От триумфа до разгрома. Русская кампания 1812-го года | страница 130



– Стреляйте в нас, стреляйте, в голову, в голову, не промахнитесь!

Эти душераздирающие крики доносились из каждого здания, и прекратились только тогда, когда всех этих несчастных прикончил огонь.

После быстрого марша мы вошли в Дубровно. Этот город выглядел лучше всех виденных нами по дороге из Москвы. Им руководил польский супрефект и комендант города. Жители, преимущественно евреи, закупили для нас немного муки, водки и метеглина.[144] Они также поменяли наши бумажные деньги на серебро. Мы удивлялись благожелательности этих сынов Израиля и честности наших солдат, плативших за каждую приобретаемую вещь, мы думали, что скоро все восстановится и все наши беды подойдут к концу. Тем не менее, ситуация пока еще была очень тяжелая. «Хлеба! Хлеба!» – вот непрекращающийся крик нашей некогда мощной армии. Сильно пострадали те, кто сопровождали наши войска, в частности, интенданты и владельцы армейских лавок. Но никто не был более жалок, чем врачи, и особенно хирурги, которые, не имея никаких шансов на продвижение по службе, своим статусом ничем не отличались от тех простых солдат, которых они перевязывали на поле боя. В Дубровне я познакомился с одним молодым хирургом – он стоял возле дома, возле которого собралась огромная толпа. Солдатам сказали, что здесь они смогут купить себе еды. Лицо его было мрачно, и он снова и снова предпринимал попытки пробиться к входной двери. Но когда толпа снова оттолкнула его, он не выдержал и заплакал. Весьма деликатно я осмелился спросить его о причинах такого отчаяния.
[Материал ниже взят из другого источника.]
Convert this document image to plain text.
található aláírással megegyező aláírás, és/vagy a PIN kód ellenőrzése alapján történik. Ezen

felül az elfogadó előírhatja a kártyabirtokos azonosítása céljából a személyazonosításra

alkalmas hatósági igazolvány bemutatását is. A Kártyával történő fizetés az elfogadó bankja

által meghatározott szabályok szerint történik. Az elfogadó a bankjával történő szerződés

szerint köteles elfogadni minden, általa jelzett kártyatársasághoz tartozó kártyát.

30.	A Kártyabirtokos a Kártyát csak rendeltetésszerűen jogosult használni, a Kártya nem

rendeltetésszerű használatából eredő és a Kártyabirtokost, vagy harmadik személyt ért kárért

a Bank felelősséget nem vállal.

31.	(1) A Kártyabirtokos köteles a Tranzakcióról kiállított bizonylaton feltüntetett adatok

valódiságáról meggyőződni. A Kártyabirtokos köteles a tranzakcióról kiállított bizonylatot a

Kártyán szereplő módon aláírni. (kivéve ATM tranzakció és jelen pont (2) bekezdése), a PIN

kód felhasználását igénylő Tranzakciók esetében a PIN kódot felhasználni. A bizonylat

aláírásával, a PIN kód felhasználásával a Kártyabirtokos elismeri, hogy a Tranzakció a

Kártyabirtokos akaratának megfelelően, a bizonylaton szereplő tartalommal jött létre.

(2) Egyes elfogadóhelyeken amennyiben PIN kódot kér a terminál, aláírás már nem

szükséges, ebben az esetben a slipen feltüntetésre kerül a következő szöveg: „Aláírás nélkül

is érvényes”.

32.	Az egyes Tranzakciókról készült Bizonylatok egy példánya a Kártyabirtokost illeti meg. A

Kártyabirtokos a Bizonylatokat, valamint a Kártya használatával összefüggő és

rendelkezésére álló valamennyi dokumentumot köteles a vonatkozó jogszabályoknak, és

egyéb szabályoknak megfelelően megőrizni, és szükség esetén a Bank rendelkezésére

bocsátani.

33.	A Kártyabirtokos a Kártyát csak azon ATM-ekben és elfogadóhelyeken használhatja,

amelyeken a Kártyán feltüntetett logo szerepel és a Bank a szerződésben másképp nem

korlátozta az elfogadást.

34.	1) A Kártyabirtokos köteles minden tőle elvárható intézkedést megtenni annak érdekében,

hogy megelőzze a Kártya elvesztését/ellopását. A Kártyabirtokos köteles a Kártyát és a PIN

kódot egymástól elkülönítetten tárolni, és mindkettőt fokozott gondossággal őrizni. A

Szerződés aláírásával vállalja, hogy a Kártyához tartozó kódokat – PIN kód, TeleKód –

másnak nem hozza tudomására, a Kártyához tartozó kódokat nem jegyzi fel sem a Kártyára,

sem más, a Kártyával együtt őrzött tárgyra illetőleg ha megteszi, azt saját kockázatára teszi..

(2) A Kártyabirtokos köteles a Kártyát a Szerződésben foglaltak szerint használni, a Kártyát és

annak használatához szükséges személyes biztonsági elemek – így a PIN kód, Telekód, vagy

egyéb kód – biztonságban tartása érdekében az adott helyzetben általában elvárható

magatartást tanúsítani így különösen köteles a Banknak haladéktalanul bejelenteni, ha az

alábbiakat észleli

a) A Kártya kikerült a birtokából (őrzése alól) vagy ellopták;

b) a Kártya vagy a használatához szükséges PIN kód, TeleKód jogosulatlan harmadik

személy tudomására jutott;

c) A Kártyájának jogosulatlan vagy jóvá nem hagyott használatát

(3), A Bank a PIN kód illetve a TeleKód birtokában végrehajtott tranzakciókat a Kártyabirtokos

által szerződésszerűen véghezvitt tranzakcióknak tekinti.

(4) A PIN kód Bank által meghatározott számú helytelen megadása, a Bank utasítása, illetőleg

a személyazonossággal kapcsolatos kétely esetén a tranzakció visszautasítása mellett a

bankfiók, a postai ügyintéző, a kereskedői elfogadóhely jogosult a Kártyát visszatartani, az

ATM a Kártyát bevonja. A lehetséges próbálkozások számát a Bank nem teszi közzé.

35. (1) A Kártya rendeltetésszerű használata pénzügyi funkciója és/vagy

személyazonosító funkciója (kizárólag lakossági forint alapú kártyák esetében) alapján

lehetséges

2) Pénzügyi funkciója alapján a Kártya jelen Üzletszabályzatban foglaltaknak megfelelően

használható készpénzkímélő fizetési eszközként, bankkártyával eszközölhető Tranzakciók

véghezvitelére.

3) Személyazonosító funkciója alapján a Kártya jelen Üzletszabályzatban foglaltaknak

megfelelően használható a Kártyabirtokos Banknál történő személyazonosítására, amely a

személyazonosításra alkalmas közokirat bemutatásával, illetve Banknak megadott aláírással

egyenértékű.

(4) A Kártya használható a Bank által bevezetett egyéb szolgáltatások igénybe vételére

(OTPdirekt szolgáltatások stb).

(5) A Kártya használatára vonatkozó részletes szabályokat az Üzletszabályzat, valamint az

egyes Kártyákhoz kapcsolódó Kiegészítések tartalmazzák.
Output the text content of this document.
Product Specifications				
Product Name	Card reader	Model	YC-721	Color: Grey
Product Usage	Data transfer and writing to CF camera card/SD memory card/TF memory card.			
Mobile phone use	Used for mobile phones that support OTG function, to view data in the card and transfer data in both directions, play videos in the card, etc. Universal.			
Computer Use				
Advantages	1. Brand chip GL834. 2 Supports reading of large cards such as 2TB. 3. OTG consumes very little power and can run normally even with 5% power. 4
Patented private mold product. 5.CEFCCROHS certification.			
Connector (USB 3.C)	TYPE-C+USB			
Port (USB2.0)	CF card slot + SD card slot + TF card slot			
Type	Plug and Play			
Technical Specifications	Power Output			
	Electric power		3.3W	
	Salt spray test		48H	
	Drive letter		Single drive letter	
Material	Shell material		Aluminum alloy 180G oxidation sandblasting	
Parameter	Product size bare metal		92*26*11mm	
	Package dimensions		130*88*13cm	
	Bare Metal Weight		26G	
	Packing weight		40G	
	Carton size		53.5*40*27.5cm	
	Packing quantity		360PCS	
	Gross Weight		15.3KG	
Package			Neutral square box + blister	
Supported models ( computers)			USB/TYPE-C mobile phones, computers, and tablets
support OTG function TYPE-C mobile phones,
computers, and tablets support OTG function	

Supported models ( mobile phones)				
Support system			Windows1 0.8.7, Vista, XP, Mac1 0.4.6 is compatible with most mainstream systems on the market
– Ах, капитан! – отвечал он. – Я пропащий человек. В течение двух дней у меня не было ни крошки во рту и, желая убедиться, что в этом доме я смогу купить хлеба, я дал охраннику у входа шесть франков, чтобы он впустил меня. Но хлеб еще был в печи, а еврей заявил, что я ничего не получу, если не дам ему луидор[145] в качестве аванса. Я согласился, но когда я вернулся, у входа стоял уже другой охранник – он просто грубо прогнал меня.

– О, мсье! – продолжал он. – Я так несчастен, я потерял все свои деньги, и не могу купить даже корочку хлеба, хотя я уже более месяца его не ел».

В этот момент, в небольшой, груженой мехами карете, проехал Наполеон. На нем также была меховая накидка и соболья шапка – в такой одежде мороз ему был нипочем. В тот день, когда мы прибыли в Дубровну, большую часть пути он прошел пешком, и во время этого марша у него было достаточно времени, чтобы понять, в каком плачевном состоянии пребывает его армия и сколько раз он был обманут лживыми рапортами некоторых генералов, которые, понимая, как опасно говорить ему правду и опасаясь немилости, не посмели ознакомить его с реальным положением вещей. Часто наслаждаясь чудесным впечатлением, который производили его слова на солдат, он еще раз решил воспользоваться им и, грубо обращаясь к офицерам, и шутя с солдатами, старался возбудить страх у первых и мужество у последних. Но времена энтузиазма, когда одно его слово совершало чудеса, уже прошли. Его деспотизм все уничтожил, он сам придушил в нас все самое лучшее, и тем самым лишил себя последней возможности воодушевить нас. Самым неприятным для Наполеона было то, что он увидел, что и в его Старой Гвардии такой же упадок духа. Расстроенный и подавленный, перед самым уходом из Дубровны он собрал их, и стоя в центре, призвал офицеров поддерживать строгую дисциплину. Он напомнил им, что они – его Гвардия – всегда были гордостью всей армии, и что именно благодаря их храбрости она одержала множество великолепных побед. Однако для сентиментальности ныне не было места, и этот, погрязший в пороках человек, который возжелал стать идеальным героем, наконец-то понял, что никогда даже самый грандиозный проект не получит никакой славы, если у него нет похвальной цели, а сложность его воплощения превышает человеческие возможности.